12/14/2009, With drinking, what have I accomplished this last year?

Woke up @ 5:30 am and in a good mood. Had a good breakfast and then a morning meeting, I broke down a bit when it came to talking about my family. I am finding it hard to admit my guilt in rearguards to my family and the things I’ve done to them while drinking. I feel so bad for how I emotionally have been neglecting my children and Husband. I guess it’s part of the process of getting in touch and learning about this whole process. It’s almost dinner time so I am going to start reading my 12-step book that they gave me (I am suppose to read 10 chapters between 2 books by Friday).

10:11pm, Evening lecture went well. The speaker was pretty funny, he is a former pot smoker and drinker, stayed sober for 15 years and then fell off the wagon several times over the years.

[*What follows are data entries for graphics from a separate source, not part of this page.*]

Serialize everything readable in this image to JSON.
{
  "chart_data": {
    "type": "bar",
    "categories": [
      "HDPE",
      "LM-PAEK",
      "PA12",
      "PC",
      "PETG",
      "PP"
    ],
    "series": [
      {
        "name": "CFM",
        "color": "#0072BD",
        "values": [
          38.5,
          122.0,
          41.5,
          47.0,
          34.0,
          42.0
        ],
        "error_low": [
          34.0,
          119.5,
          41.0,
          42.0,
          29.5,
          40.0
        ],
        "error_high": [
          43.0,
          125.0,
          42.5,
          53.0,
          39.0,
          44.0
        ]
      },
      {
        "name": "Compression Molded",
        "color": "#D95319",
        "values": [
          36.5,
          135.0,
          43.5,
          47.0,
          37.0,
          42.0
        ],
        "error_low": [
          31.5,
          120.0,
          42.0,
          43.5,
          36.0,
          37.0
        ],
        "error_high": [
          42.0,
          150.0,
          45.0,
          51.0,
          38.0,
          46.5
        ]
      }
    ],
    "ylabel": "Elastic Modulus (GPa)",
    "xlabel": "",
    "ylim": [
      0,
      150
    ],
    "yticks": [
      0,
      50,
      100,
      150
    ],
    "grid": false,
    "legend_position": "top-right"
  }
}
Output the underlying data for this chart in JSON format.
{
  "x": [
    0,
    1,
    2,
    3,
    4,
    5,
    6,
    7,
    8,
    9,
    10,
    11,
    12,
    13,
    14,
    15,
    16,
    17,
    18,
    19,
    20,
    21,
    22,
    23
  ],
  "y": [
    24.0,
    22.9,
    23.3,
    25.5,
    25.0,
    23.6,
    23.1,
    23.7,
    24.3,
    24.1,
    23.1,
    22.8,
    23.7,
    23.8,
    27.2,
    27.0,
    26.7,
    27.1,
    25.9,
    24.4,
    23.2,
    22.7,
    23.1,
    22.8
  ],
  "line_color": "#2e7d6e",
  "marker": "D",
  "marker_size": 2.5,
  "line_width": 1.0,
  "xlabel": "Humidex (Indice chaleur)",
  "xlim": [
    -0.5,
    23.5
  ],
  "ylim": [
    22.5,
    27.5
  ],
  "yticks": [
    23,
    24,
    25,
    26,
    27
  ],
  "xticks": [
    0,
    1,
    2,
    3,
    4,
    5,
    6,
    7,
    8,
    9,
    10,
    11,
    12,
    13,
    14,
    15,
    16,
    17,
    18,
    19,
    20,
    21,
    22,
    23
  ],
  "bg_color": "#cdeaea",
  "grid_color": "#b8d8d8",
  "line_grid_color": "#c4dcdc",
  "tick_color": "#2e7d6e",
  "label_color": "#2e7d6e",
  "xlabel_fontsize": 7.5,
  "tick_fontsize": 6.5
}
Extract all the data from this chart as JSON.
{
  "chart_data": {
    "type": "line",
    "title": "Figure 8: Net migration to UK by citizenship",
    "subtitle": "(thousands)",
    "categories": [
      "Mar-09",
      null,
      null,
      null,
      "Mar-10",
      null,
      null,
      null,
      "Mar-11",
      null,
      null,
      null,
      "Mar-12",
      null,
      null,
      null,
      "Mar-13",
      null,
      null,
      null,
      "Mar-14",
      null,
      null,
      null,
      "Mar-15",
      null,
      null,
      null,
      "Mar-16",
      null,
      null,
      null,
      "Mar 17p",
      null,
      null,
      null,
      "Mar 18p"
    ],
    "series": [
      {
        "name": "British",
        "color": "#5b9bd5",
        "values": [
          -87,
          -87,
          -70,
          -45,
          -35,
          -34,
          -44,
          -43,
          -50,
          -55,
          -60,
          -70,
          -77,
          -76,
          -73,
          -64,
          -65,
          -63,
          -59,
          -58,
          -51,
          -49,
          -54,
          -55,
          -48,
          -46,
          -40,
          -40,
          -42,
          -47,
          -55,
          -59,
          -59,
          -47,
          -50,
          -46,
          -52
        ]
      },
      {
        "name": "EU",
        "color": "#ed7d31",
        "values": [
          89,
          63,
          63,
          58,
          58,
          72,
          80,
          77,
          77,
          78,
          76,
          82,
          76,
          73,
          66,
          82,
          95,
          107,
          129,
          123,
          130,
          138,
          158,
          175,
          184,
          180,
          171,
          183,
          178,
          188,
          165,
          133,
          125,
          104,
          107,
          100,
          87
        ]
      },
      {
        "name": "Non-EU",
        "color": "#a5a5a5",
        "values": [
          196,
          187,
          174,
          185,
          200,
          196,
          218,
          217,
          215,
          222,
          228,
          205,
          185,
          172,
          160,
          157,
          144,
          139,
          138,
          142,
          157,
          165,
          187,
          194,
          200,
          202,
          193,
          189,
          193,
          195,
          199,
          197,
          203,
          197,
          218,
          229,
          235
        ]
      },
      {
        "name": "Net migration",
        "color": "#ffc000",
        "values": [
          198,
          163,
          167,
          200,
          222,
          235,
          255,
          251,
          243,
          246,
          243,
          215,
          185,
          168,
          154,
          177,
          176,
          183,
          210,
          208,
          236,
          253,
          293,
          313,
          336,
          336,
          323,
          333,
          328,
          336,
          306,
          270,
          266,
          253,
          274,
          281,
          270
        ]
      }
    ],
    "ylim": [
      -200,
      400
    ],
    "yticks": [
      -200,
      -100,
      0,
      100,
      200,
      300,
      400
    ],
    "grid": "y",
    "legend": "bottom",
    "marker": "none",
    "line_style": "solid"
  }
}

What I gained from the lecture was:

“By the time you relapse, something was already set in motion” and to make sure you do your steps, meetings and readings.


My WOW moment during the lecture was when he said:


“With drinking, what have I accomplished this last year?”

Emotionally today I am feeling ok. I kind of got scolded by one of the woman in the unit today because her son called and I didn’t write down the message, mind you it was the first time I answered the phone. I got upset and started crying about it, I guess I am being a little sensitive and irritable about it, in regard to what’s going on I am sure it’s expected. So I took a bath tonight hoping it would help relax me, but the tub is so shallow it kind of made it hard, plus the water kept draining out of the tub..lol

I guess tomorrow I have my Butterfly ceremony, Which I guess is something they do to welcome you into the sisterhood of the unit (I will leave the unit name out for the privacy of the other woman). Well I suppose I should head off to bed realizing that I am craving beer at the moment. I am sitting in the TV room and am assuming it’s because it late, I’m watching TV and pretty much at home if I was doing this I would be drinking. Should I get up and walk away? or just deal with it? I’m just not sure how this all works yet.

Well I am going to go out for a smoke then get some reading done before going to bed.